Scania announced recently its intentions in becoming a leader in the shift towards a sustainable transport system. Battery electric vehicles will be the main tool to drive this shift and to enable decarbonised transport solutions with better transport economy to customers, the Swedish truck maker said.
The rapid development of electric solutions for heavy duty vehicles includes the fast advancement of battery technology in respect of energy storage capacity per kg. Charging time, charging cycles and economics per kg are improving rapidly. This means these solutions will become more cost effective, primarily in repetitive and predictable applications. They will gradually overtake Scania’s industry-leading fossil and biofuel powered solutions in most transport applications.
Alexander Vlaskamp, head of sales and marketing at Scania said: “We see that battery electric solutions are the first zero-tailpipe emission technology to reach market broadly. For the customer, a battery electric vehicle requires less service than a conventional one, meaning higher uptime and improved costs per km or hour of operations.
“We have learnt from the bus segment where transformation started earlier and battery electric options are in high demand.
“Scania’s timing in that segment was not optimal, however it provided good experiences and we are presently accelerating with the new Scania bus range. It also gave us good base knowledge as we ramp up the electrified truck business.”
The company has already launched a fully electric truck as well as a plug-in hybrid truck. In a few years’ time, Scania plans to introduce long-distance electric trucks that will be able to carry a total weight of 40 tonnes for 4.5 hours, and fast charge during the drivers’ compulsory 45-minute rest.
The long term goal of Scania is to continue electrification and increase electrified vehicle share out of the total sales in Europe to 10 per cent by 2025, and 50 per cent by 2030.
Scania has invested in hydrogen technologies and is currently the only heavy-duty vehicle manufacturer with vehicles in operations with customers.
The engineers have gained valuable insights from these early tests and efforts will continue. However, going forward the use of hydrogen for such applications will be limited since three times as much renewable electricity is needed to power a hydrogen truck compared to a battery electric truck.
A great deal of energy is namely lost in the production, distribution, and conversion back to electricity, Scania says.
Repair and maintenance also need to be considered. The cost for a hydrogen vehicle will be higher than for a battery electric vehicle as its systems are more complex, such as an extensive air- and cooling system. Furthermore, hydrogen is a volatile gas which requires more maintenance to ensure safety.

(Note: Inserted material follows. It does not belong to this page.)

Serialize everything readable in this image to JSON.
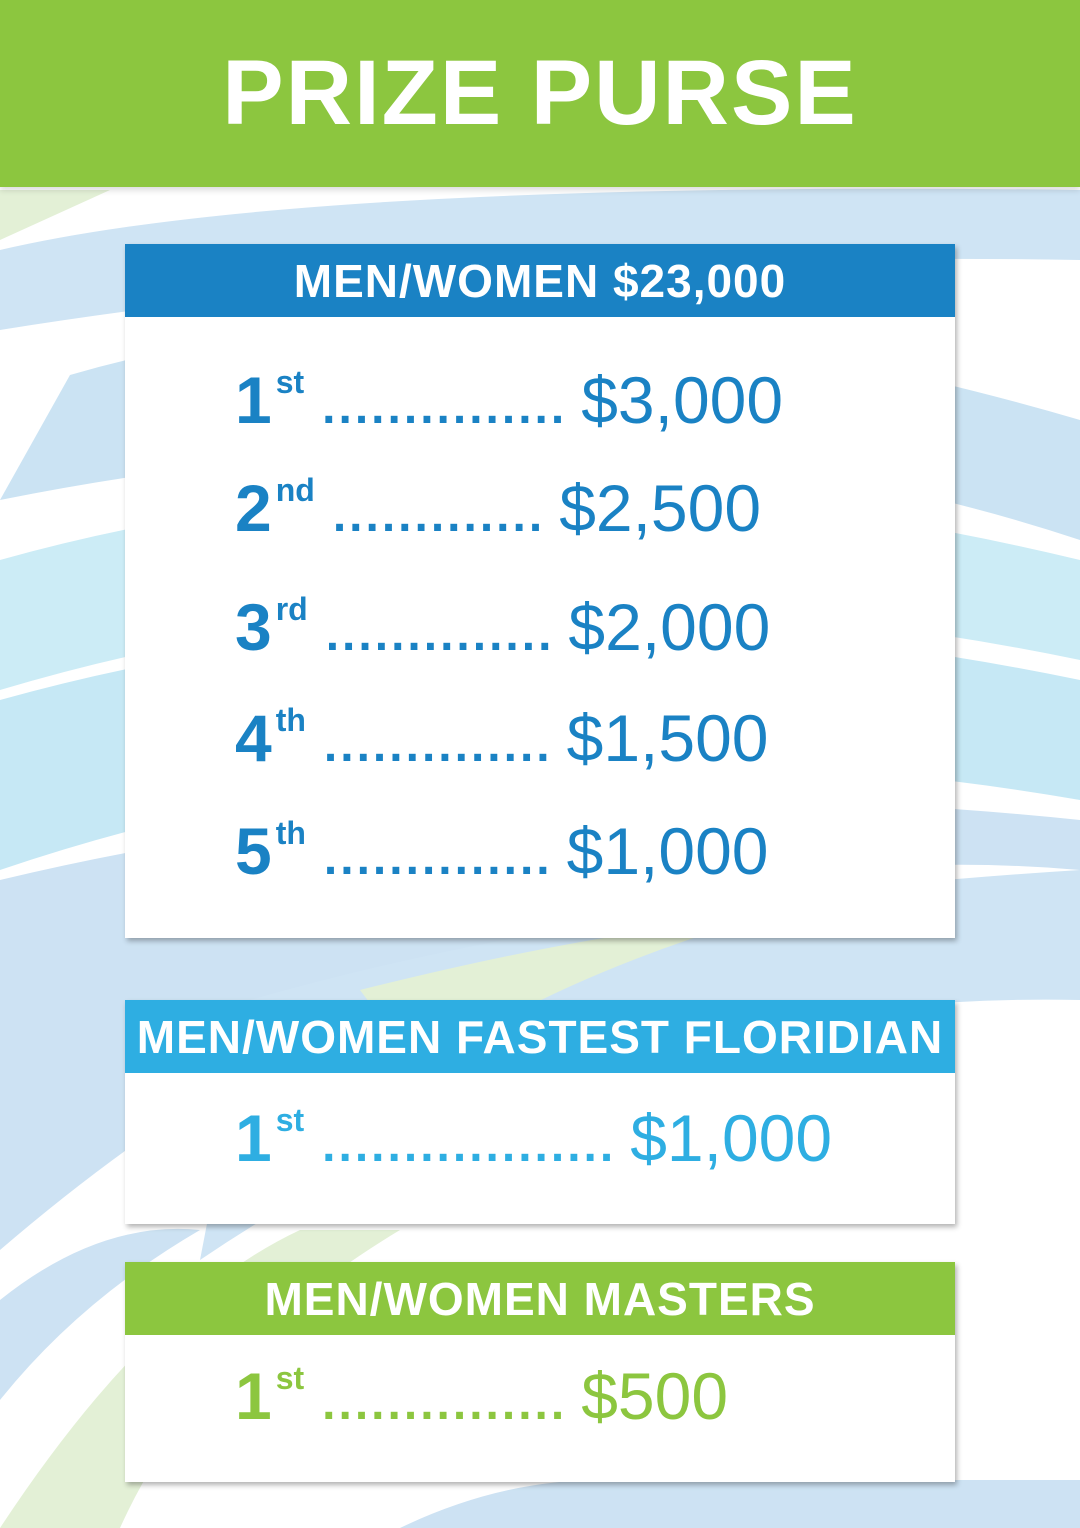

However, hydrogen is a promising energy carrier; good way of storing energy over long cycles, and will play an important role in decarbonisation if produced in an environmentally friendly way. Scania looks forward to sourcing fossil free steel for its trucks as hydrogen will play a greater role in several industries.
Stationary fuel cells are an important component of the electric charging system. This solution is especially promising in areas with abundant renewable energy, and in rural areas off the main electricity grid.
Scania’s science based climate targets will see the company cut CO2 emissions from its own operations by 50 per cent by 2025, as well as reduce emissions from the customers’ vehicles by 20 per cent during the same period.
The company commits to launch at least one new electric product application in the bus and truck segment every year. At the same time, societal investments in a solid infrastructure for battery electric vehicles remains a priority.